Sixty people, including some 40 soldiers, were injured during the clashes on Monday night.
In the capital Beirut, an AFP reporter saw dozens of protesters chanting slogans against the governor of the central bank.
In the southern city of Sidon, demonstrators threw Molotov cocktails at the bank's local headquarters.
Lebanon is mired in its worst economic crisis since the 1975-1990 civil war, now compounded by a nationwide lockdown to stem the spread of the coronavirus that has killed 24 people in the country and infected almost 700 others.
The Lebanese pound has lost more than half of its value against the dollar on the black market, hitting record lows of 4,000 pounds to the dollar this week.
Economy Minister Raoul Nehme on Tuesday said that prices have risen by 55 percent, while the government estimates that 45 percent of the population now lives below the poverty line.
This has unleashed a public outcry against a government that has yet to deliver a long-awaited rescue plan to shore up the country's finances more than three months since it was nominated to address the crisis.
On Tuesday evening, Finance Minister Ghazi Wazni tweeted that his French counterpart Bruno Le Maire had given his backing to a rescue plan, but had stressed the need for long-overdue structural reforms.
Prime Minister Hassan Diab acknowledged that living conditions have "deteriorated at a record speed" but said on Tuesday he would not tolerate "riots" and that perpetrators would be held accountable.
UN envoy to Lebanon Jan Kubis said that the "tragic" events in Tripoli send a "warning signal."

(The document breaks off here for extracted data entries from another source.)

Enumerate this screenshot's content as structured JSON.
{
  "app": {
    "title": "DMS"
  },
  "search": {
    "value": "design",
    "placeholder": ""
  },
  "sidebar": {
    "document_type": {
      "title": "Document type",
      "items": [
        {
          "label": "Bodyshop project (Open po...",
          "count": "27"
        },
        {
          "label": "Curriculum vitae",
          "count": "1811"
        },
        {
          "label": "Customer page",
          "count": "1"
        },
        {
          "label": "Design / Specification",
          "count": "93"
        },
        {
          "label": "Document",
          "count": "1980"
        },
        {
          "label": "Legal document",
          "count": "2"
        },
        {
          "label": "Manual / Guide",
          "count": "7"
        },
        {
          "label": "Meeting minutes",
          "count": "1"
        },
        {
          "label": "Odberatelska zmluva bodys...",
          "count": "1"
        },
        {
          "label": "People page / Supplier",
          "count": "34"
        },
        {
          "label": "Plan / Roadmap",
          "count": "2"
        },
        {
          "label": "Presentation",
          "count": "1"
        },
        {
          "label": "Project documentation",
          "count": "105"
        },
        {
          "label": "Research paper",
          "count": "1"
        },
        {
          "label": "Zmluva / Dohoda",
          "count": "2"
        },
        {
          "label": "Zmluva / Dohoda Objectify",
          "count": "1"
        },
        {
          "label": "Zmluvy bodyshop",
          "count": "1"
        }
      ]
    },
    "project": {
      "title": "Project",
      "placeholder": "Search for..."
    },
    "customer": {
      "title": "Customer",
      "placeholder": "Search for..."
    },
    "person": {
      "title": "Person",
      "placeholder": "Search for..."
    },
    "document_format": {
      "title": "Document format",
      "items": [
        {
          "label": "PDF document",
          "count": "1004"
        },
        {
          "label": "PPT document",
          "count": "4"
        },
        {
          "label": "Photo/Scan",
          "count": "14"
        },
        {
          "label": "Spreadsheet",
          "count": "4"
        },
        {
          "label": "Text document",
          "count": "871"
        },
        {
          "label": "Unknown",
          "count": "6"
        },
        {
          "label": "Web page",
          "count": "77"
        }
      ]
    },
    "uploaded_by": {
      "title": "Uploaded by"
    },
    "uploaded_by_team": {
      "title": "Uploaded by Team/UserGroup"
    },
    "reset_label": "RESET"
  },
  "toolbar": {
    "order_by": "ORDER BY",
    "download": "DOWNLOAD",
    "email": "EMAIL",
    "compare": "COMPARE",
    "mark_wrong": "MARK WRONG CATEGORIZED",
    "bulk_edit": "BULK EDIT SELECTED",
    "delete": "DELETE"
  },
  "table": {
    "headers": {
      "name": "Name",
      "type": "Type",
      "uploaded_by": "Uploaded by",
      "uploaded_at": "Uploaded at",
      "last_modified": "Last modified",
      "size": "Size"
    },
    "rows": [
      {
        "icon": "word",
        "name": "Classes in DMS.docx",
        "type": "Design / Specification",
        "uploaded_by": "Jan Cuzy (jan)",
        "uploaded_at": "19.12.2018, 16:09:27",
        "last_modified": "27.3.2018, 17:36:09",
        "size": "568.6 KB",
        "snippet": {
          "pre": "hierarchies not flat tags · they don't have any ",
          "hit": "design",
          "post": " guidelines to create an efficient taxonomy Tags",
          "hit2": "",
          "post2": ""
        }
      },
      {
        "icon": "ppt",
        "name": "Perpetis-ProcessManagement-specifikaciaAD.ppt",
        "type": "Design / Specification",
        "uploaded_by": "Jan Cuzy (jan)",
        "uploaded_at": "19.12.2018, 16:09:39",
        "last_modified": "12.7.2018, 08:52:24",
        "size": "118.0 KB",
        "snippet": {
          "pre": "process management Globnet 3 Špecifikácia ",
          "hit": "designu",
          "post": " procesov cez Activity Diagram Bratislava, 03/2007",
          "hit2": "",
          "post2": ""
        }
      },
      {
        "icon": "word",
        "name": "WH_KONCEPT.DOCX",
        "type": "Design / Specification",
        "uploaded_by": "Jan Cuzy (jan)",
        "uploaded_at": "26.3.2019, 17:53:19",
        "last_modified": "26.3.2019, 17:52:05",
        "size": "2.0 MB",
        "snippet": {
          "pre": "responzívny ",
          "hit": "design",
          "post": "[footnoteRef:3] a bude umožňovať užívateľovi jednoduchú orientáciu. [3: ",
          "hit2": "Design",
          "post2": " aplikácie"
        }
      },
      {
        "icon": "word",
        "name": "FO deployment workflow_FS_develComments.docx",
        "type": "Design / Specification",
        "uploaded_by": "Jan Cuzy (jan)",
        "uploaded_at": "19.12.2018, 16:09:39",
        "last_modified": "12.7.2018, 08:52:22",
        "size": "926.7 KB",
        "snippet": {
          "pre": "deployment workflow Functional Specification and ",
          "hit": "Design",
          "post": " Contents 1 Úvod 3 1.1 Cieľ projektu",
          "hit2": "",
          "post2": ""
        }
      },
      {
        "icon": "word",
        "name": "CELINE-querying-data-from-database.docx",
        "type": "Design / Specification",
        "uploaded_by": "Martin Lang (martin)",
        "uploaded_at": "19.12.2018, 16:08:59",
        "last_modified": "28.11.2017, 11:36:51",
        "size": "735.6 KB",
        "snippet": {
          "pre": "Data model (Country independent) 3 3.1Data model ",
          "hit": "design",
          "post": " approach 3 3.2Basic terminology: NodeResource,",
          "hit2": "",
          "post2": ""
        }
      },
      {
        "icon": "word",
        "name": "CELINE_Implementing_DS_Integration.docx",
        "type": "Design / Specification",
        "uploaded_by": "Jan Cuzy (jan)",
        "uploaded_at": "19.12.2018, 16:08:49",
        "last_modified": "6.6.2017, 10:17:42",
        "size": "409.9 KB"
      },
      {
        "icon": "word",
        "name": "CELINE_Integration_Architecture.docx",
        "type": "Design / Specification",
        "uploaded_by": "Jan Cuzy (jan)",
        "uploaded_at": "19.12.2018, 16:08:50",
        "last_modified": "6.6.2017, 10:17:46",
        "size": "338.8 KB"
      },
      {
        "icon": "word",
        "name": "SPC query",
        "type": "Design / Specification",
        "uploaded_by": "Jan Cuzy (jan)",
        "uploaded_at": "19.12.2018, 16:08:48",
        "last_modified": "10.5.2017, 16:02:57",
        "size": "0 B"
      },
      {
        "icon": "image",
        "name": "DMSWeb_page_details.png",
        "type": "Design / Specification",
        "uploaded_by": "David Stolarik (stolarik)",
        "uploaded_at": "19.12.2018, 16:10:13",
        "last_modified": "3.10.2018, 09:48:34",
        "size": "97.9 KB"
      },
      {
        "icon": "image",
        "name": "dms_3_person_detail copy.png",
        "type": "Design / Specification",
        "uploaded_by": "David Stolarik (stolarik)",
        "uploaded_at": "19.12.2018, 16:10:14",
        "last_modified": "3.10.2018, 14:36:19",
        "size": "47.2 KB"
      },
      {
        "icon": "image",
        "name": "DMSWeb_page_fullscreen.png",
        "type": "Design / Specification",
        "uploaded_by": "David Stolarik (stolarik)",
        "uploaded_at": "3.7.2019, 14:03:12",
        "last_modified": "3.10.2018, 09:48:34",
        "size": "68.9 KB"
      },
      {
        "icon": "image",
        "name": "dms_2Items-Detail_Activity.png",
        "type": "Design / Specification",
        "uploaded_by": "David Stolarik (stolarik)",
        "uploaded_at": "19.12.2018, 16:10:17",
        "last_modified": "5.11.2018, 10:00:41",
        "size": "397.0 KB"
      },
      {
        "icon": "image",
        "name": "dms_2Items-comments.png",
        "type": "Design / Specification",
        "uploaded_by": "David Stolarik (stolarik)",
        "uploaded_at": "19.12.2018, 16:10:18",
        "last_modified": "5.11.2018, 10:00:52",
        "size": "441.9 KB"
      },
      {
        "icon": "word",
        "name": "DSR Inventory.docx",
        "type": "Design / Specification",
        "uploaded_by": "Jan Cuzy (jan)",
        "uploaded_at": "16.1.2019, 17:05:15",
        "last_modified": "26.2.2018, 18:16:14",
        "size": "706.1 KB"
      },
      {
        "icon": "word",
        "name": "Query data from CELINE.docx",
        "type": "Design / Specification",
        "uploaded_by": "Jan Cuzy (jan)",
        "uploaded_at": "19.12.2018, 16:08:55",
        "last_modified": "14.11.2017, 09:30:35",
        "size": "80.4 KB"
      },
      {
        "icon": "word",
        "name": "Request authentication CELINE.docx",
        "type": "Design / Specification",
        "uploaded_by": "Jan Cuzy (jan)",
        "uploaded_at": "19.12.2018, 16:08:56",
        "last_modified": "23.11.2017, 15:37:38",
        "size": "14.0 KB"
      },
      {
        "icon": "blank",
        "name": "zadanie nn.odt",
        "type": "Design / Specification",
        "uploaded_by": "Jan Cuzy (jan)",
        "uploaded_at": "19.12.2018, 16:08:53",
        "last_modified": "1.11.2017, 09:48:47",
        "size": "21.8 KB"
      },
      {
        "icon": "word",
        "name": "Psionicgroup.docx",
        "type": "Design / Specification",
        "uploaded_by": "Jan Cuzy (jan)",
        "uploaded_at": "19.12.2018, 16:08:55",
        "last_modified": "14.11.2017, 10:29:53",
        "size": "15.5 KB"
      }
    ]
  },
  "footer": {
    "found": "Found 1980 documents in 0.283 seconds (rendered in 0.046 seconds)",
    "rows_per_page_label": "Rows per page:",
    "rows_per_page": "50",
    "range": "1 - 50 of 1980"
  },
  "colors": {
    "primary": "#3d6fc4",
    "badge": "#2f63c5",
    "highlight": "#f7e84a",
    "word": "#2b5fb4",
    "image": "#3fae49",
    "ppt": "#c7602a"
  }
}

"This is the time to provide material support to increasingly desperate, impoverished and hungry majority of Lebanese," he said on Twitter.
Lebanon's economic crisis has forced large chunks of the population into unemployment.
Meanwhile, a kilo of meat - which used to sell for 18,000 Lebanese pounds ($12 at the official rate) -- now costs 32,000 (around $22), while the price of vegetables has doubled.
With no clear government plan to exit the crisis, Lebanon is heading "towards an inevitable social explosion," Sami Nader, director of the Levant Institute for Strategic Affairs, told AFP.
Public anger has been increasingly directed at banks, accused by protesters of helping a corrupt political class drive the country towards bankruptcy.
Lebanese banks, many of them owned by prominent politicians, have since September imposed restrictions on dollar withdrawals and transfers, forcing the public to deal in the nose-diving Lebanese pound.
Since March, banks have stopped dollar withdrawals altogether, further fuelling public anger.
In Tripoli, the army accused demonstrators overnight of torching three banks, destroying several automated teller machines and attacking an army patrol and military vehicle.
The Association of Lebanese Banks said that commercial banks would be closed in the city on Tuesday because of "attacks and acts of vandalism."
The renewed protests came after Diab said Lebanese bank deposits had plunged $5.7 billion in the first two months of the year, despite curbs on withdrawals and a ban on transfers abroad.